Chinese Team Debuts BigBang-V1: A 35B Native RSI Model Beating DeepSeek V4
新智元 · wechat · 2026-08-06
The 'Endless Frontier Team' comprising Shanghai Jiao Tong University and DP Technology, debuted BigBang-V1, the first 35B foundation model trained via native Recursive Self-Improvement (RSI). Outperforming DeepSeek V4 Pro (1.6T parameters) in multiple hard science benchmarks, it proves parameter scaling isn't the only path forward.
The RSI Loop
BigBang-V1's breakthrough lies in its 100% AI-synthesized data pipeline. It uses Generator and Critic agents wrapped in a real-world testing loop. If the Critic rates data highly but the model fails to improve, the system uses actual results to recalibrate the Critic, creating a closed loop of continuous self-improvement.
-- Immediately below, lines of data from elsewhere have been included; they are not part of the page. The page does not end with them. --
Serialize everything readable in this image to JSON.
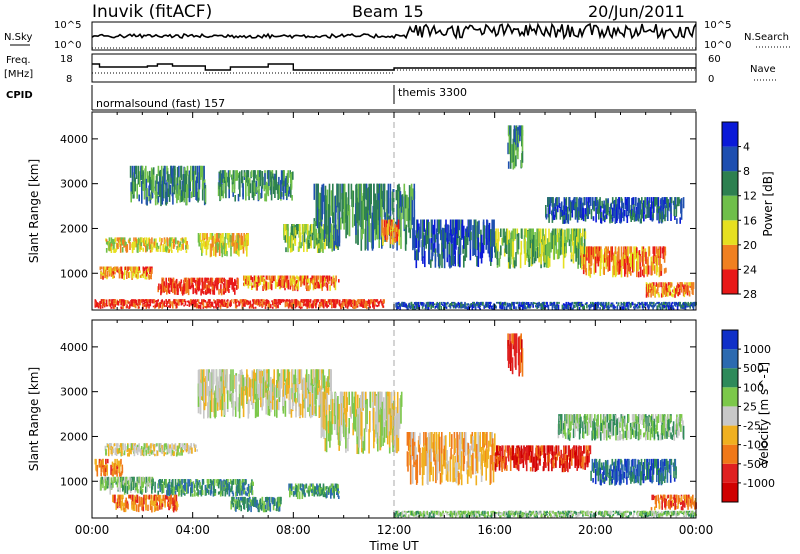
{
  "header": {
    "station": "Inuvik  (fitACF)",
    "beam": "Beam 15",
    "date": "20/Jun/2011"
  },
  "top_panels": {
    "nsky_label": "N.Sky",
    "nsearch_label": "N.Search",
    "nsky_ticks": [
      "10^5",
      "10^0"
    ],
    "nsearch_ticks": [
      "10^5",
      "10^0"
    ],
    "freq_label": "Freq.",
    "freq_unit": "[MHz]",
    "freq_ticks": [
      "18",
      "8"
    ],
    "nave_label": "Nave",
    "nave_ticks": [
      "60",
      "0"
    ],
    "cpid_label": "CPID",
    "cpid_segments": [
      {
        "name": "normalsound (fast)",
        "id": "157",
        "start_hour": 0,
        "end_hour": 12
      },
      {
        "name": "themis",
        "id": "3300",
        "start_hour": 12,
        "end_hour": 24
      }
    ]
  },
  "chart_data": [
    {
      "type": "heatmap",
      "title": "",
      "xlabel": "",
      "ylabel": "Slant Range [km]",
      "xlim": [
        0,
        24
      ],
      "ylim": [
        180,
        4600
      ],
      "yticks": [
        1000,
        2000,
        3000,
        4000
      ],
      "colorbar": {
        "label": "Power [dB]",
        "ticks": [
          "4",
          "8",
          "12",
          "16",
          "20",
          "24",
          "28"
        ],
        "colors": [
          "#0a1ad8",
          "#1e4fb0",
          "#2d8050",
          "#6fbf4a",
          "#e6e020",
          "#f08020",
          "#e81818"
        ]
      },
      "regions": [
        {
          "t0": 0.1,
          "t1": 11.6,
          "r0": 200,
          "r1": 420,
          "level": 6
        },
        {
          "t0": 0.3,
          "t1": 2.4,
          "r0": 850,
          "r1": 1150,
          "level": 5
        },
        {
          "t0": 2.6,
          "t1": 5.8,
          "r0": 500,
          "r1": 900,
          "level": 6
        },
        {
          "t0": 6.0,
          "t1": 9.8,
          "r0": 600,
          "r1": 950,
          "level": 5
        },
        {
          "t0": 0.5,
          "t1": 3.8,
          "r0": 1450,
          "r1": 1800,
          "level": 4
        },
        {
          "t0": 4.2,
          "t1": 6.2,
          "r0": 1350,
          "r1": 1900,
          "level": 4
        },
        {
          "t0": 7.6,
          "t1": 9.8,
          "r0": 1450,
          "r1": 2100,
          "level": 3
        },
        {
          "t0": 1.5,
          "t1": 4.5,
          "r0": 2500,
          "r1": 3400,
          "level": 2
        },
        {
          "t0": 5.0,
          "t1": 8.0,
          "r0": 2600,
          "r1": 3300,
          "level": 2
        },
        {
          "t0": 8.8,
          "t1": 12.8,
          "r0": 1500,
          "r1": 3000,
          "level": 2
        },
        {
          "t0": 11.5,
          "t1": 12.2,
          "r0": 1600,
          "r1": 2200,
          "level": 5
        },
        {
          "t0": 12.8,
          "t1": 16.0,
          "r0": 1100,
          "r1": 2200,
          "level": 1
        },
        {
          "t0": 16.0,
          "t1": 19.6,
          "r0": 1100,
          "r1": 2000,
          "level": 3
        },
        {
          "t0": 19.4,
          "t1": 22.8,
          "r0": 900,
          "r1": 1600,
          "level": 5
        },
        {
          "t0": 22.0,
          "t1": 23.9,
          "r0": 450,
          "r1": 800,
          "level": 5
        },
        {
          "t0": 12.0,
          "t1": 24.0,
          "r0": 180,
          "r1": 360,
          "level": 1
        },
        {
          "t0": 16.5,
          "t1": 17.1,
          "r0": 3300,
          "r1": 4300,
          "level": 2
        },
        {
          "t0": 18.0,
          "t1": 23.5,
          "r0": 2100,
          "r1": 2700,
          "level": 1
        }
      ]
    },
    {
      "type": "heatmap",
      "title": "",
      "xlabel": "Time UT",
      "ylabel": "Slant Range [km]",
      "xlim": [
        0,
        24
      ],
      "ylim": [
        180,
        4600
      ],
      "yticks": [
        1000,
        2000,
        3000,
        4000
      ],
      "xticks": [
        "00:00",
        "04:00",
        "08:00",
        "12:00",
        "16:00",
        "20:00",
        "00:00"
      ],
      "colorbar": {
        "label": "Velocity [m s^-1]",
        "ticks": [
          "1000",
          "500",
          "100",
          "25",
          "-25",
          "-100",
          "-500",
          "-1000"
        ],
        "colors": [
          "#1030c8",
          "#2c6ab0",
          "#2e8a5a",
          "#7cc84a",
          "#c8c8c8",
          "#f0b020",
          "#f07818",
          "#e02020",
          "#d00000"
        ]
      },
      "regions": [
        {
          "t0": 0.5,
          "t1": 4.2,
          "r0": 1550,
          "r1": 1850,
          "level": 4
        },
        {
          "t0": 4.2,
          "t1": 9.5,
          "r0": 2400,
          "r1": 3500,
          "level": 4
        },
        {
          "t0": 9.0,
          "t1": 12.3,
          "r0": 1600,
          "r1": 3000,
          "level": 4
        },
        {
          "t0": 0.3,
          "t1": 2.5,
          "r0": 700,
          "r1": 1100,
          "level": 3
        },
        {
          "t0": 2.6,
          "t1": 6.4,
          "r0": 650,
          "r1": 1050,
          "level": 2
        },
        {
          "t0": 5.5,
          "t1": 7.5,
          "r0": 300,
          "r1": 650,
          "level": 2
        },
        {
          "t0": 7.8,
          "t1": 9.8,
          "r0": 600,
          "r1": 950,
          "level": 2
        },
        {
          "t0": 0.8,
          "t1": 3.4,
          "r0": 300,
          "r1": 700,
          "level": 6
        },
        {
          "t0": 0.1,
          "t1": 1.2,
          "r0": 1100,
          "r1": 1500,
          "level": 6
        },
        {
          "t0": 12.5,
          "t1": 16.0,
          "r0": 900,
          "r1": 2100,
          "level": 5
        },
        {
          "t0": 16.0,
          "t1": 19.8,
          "r0": 1200,
          "r1": 1800,
          "level": 7
        },
        {
          "t0": 19.8,
          "t1": 23.2,
          "r0": 900,
          "r1": 1500,
          "level": 1
        },
        {
          "t0": 22.2,
          "t1": 24.0,
          "r0": 350,
          "r1": 700,
          "level": 6
        },
        {
          "t0": 12.0,
          "t1": 24.0,
          "r0": 180,
          "r1": 340,
          "level": 3
        },
        {
          "t0": 18.5,
          "t1": 23.5,
          "r0": 1900,
          "r1": 2500,
          "level": 3
        },
        {
          "t0": 16.5,
          "t1": 17.1,
          "r0": 3300,
          "r1": 4300,
          "level": 7
        }
      ]
    }
  ]
}
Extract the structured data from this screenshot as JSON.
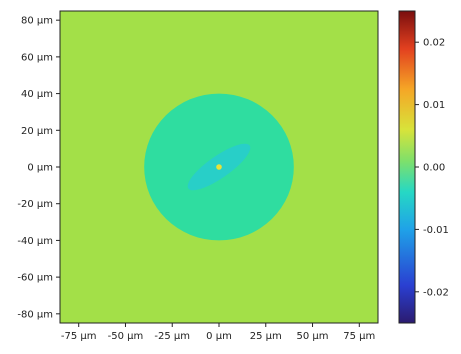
{
  "chart_data": {
    "type": "heatmap",
    "title": "",
    "xlabel": "",
    "ylabel": "",
    "xlim": [
      -85,
      85
    ],
    "ylim": [
      -85,
      85
    ],
    "x_ticks": [
      -75,
      -50,
      -25,
      0,
      25,
      50,
      75
    ],
    "x_tick_labels": [
      "-75 µm",
      "-50 µm",
      "-25 µm",
      "0 µm",
      "25 µm",
      "50 µm",
      "75 µm"
    ],
    "y_ticks": [
      80,
      60,
      40,
      20,
      0,
      -20,
      -40,
      -60,
      -80
    ],
    "y_tick_labels": [
      "80 µm",
      "60 µm",
      "40 µm",
      "20 µm",
      "0 µm",
      "-20 µm",
      "-40 µm",
      "-60 µm",
      "-80 µm"
    ],
    "colorbar": {
      "colormap": "jet",
      "range": [
        -0.025,
        0.025
      ],
      "ticks": [
        0.02,
        0.01,
        0.0,
        -0.01,
        -0.02
      ],
      "tick_labels": [
        "0.02",
        "0.01",
        "0.00",
        "-0.01",
        "-0.02"
      ]
    },
    "regions": [
      {
        "shape": "background",
        "value": 0.0,
        "color": "#a3e048"
      },
      {
        "shape": "circle",
        "center": [
          0,
          0
        ],
        "radius": 40,
        "value": -0.008,
        "color": "#2fdda0"
      },
      {
        "shape": "ellipse",
        "center": [
          0,
          0
        ],
        "rx": 20,
        "ry": 6,
        "angle_deg": 35,
        "value": -0.011,
        "color": "#28cfc8"
      },
      {
        "shape": "dot",
        "center": [
          0,
          0
        ],
        "radius": 1.5,
        "value": 0.003,
        "color": "#e8e23a"
      }
    ],
    "grid": false
  }
}
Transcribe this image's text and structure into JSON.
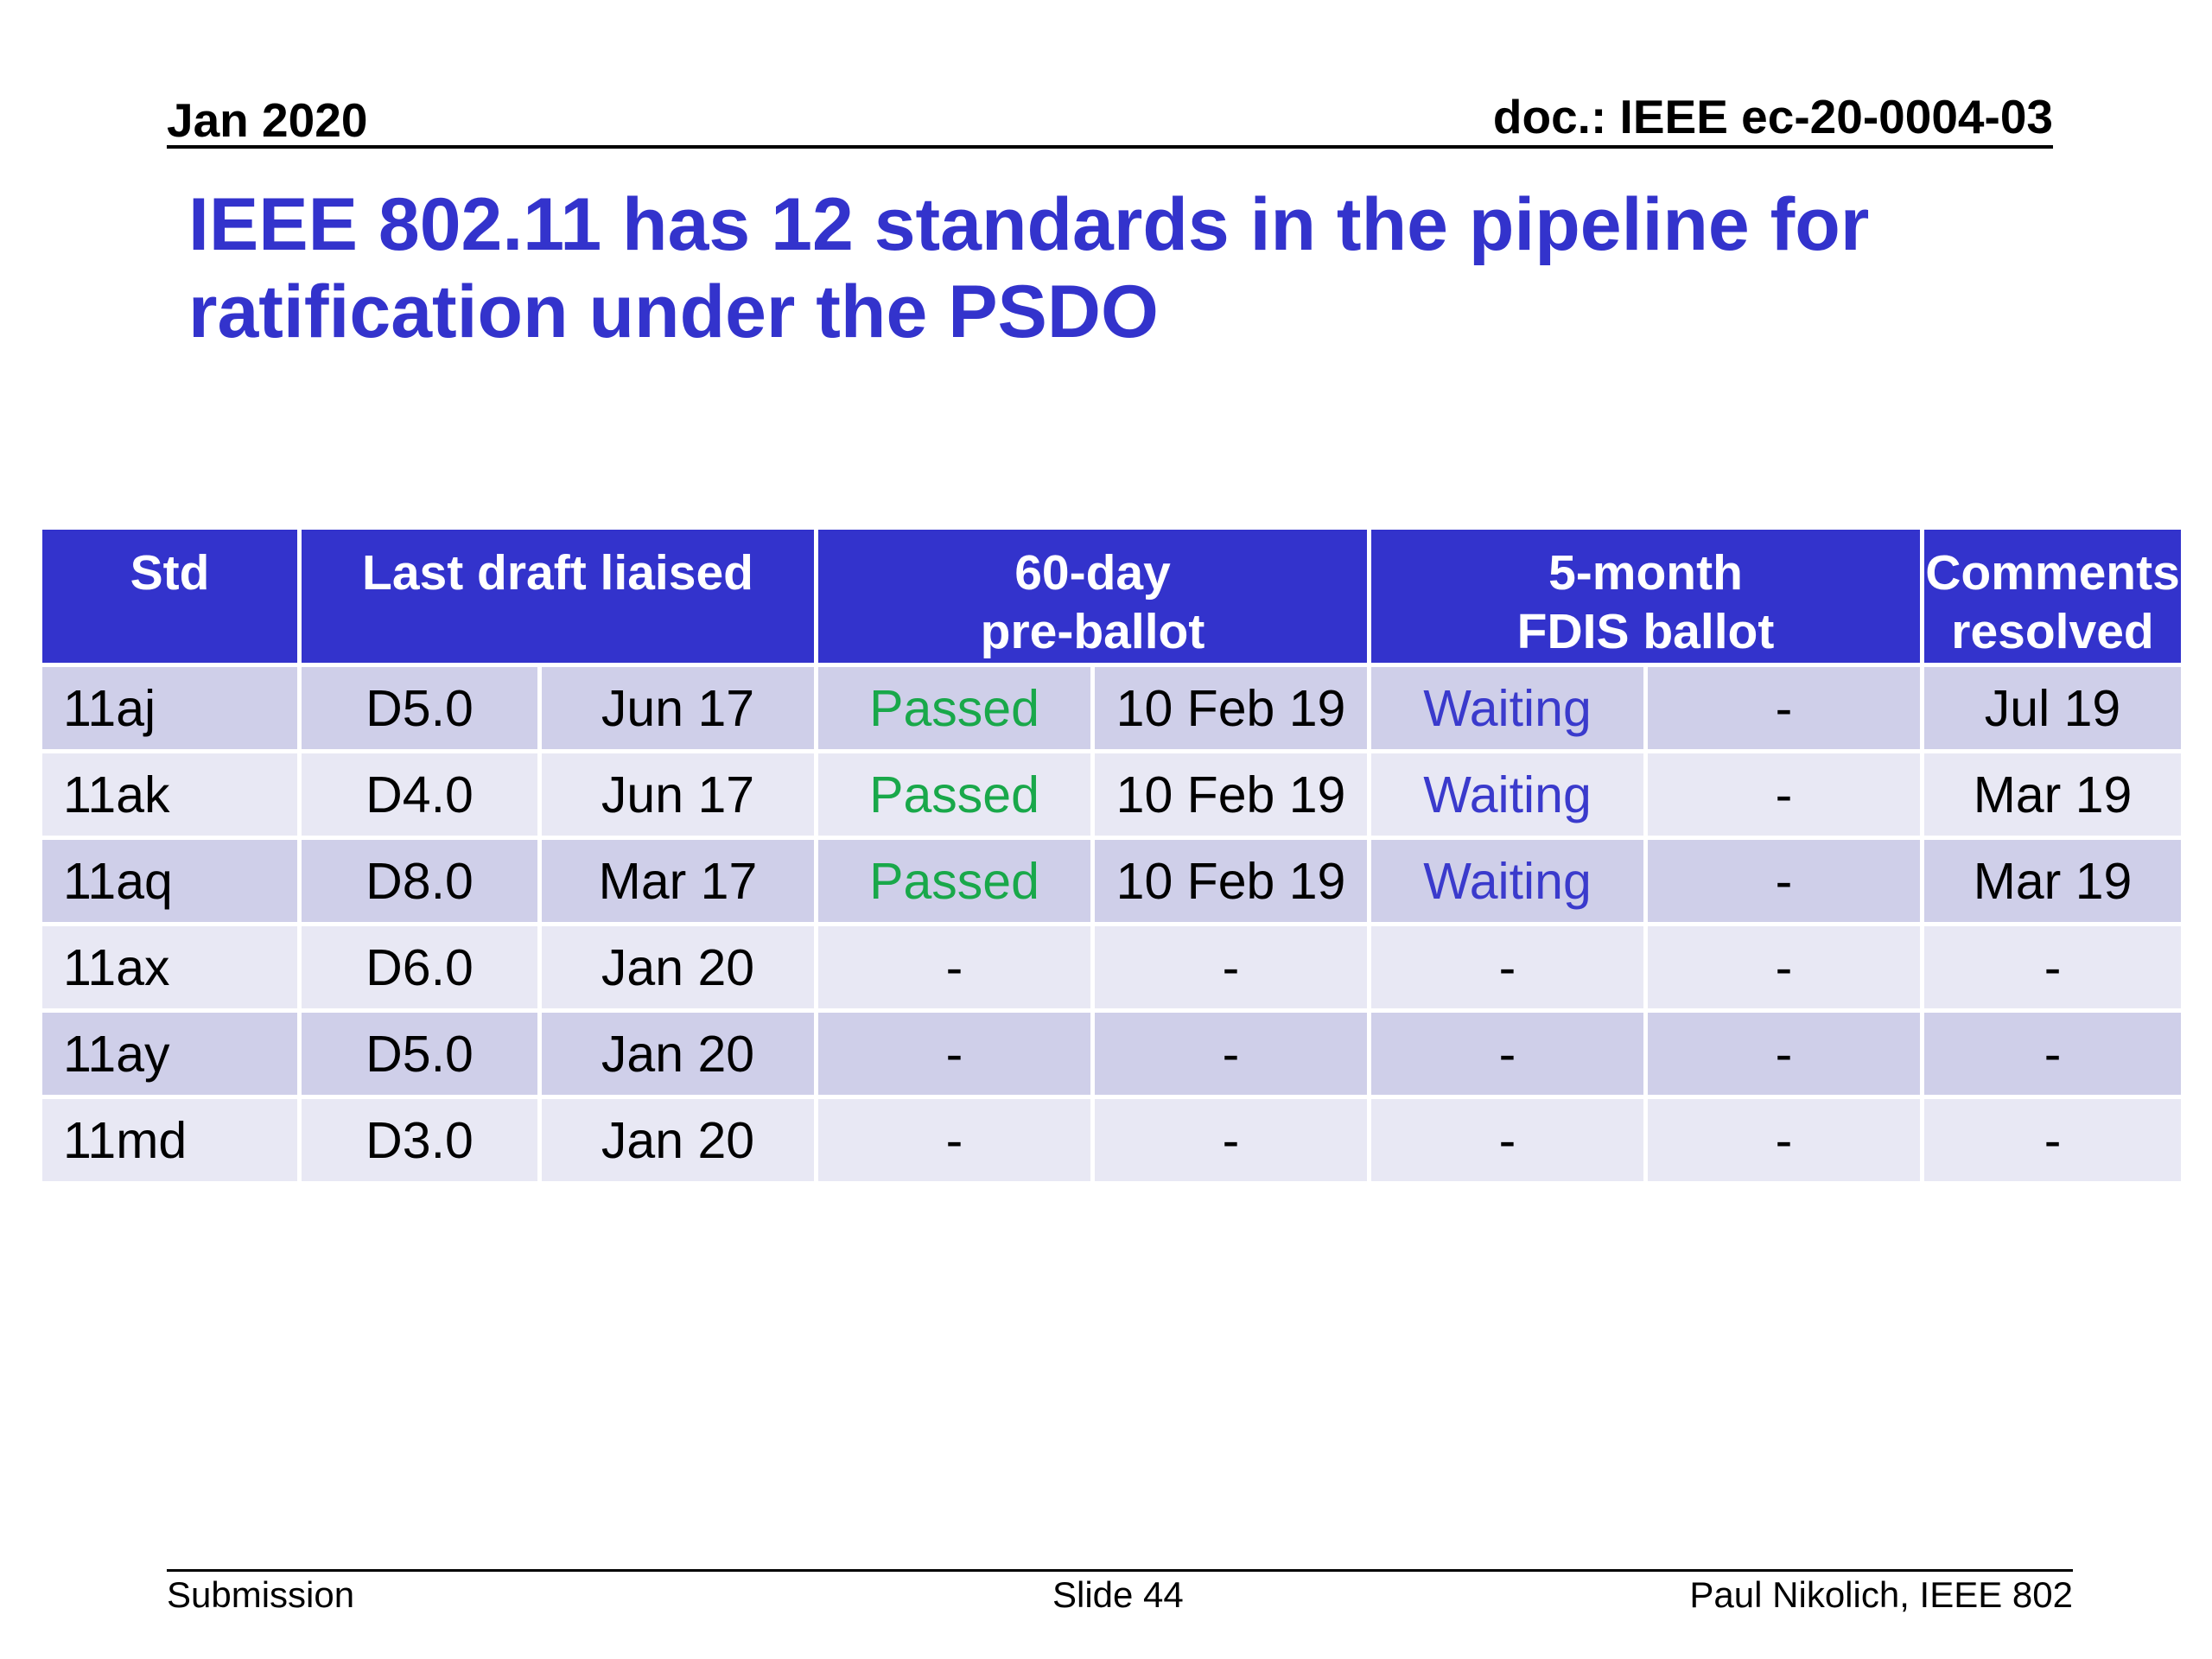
{
  "header": {
    "date": "Jan 2020",
    "doc": "doc.: IEEE ec-20-0004-03"
  },
  "title": {
    "line1": "IEEE 802.11 has 12 standards in the pipeline for",
    "line2": "ratification under the PSDO"
  },
  "table": {
    "headers": {
      "std": "Std",
      "last_draft": "Last draft liaised",
      "preballot_line1": "60-day",
      "preballot_line2": "pre-ballot",
      "fdis_line1": "5-month",
      "fdis_line2": "FDIS ballot",
      "comments_line1": "Comments",
      "comments_line2": "resolved"
    },
    "rows": [
      [
        "11aj",
        "D5.0",
        "Jun 17",
        "Passed",
        "10 Feb 19",
        "Waiting",
        "-",
        "Jul 19"
      ],
      [
        "11ak",
        "D4.0",
        "Jun 17",
        "Passed",
        "10 Feb 19",
        "Waiting",
        "-",
        "Mar 19"
      ],
      [
        "11aq",
        "D8.0",
        "Mar 17",
        "Passed",
        "10 Feb 19",
        "Waiting",
        "-",
        "Mar 19"
      ],
      [
        "11ax",
        "D6.0",
        "Jan 20",
        "-",
        "-",
        "-",
        "-",
        "-"
      ],
      [
        "11ay",
        "D5.0",
        "Jan 20",
        "-",
        "-",
        "-",
        "-",
        "-"
      ],
      [
        "11md",
        "D3.0",
        "Jan 20",
        "-",
        "-",
        "-",
        "-",
        "-"
      ]
    ]
  },
  "footer": {
    "left": "Submission",
    "center": "Slide 44",
    "right": "Paul Nikolich, IEEE 802"
  },
  "colors": {
    "title": "#3333cc",
    "header_bg": "#3333cc",
    "row_odd": "#cfcfe9",
    "row_even": "#e8e8f4",
    "passed": "#19a84a",
    "waiting": "#3a3acc"
  }
}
Robust Scientific Reasoning
- Benchmarks: Scored 46.2 on OpenAI's Frontier Science Research and 50.3 on Humanity's Last Exam.
- Practical Skills: Can accurately identify viruses from raw data, reproduce academic papers (even fixing logical flaws in the original text), and orchestrate open-source models to design antibodies.
The team emphasizes that scientific tasks, due to their frontier nature and verifiability, are the ultimate training ground for AGI.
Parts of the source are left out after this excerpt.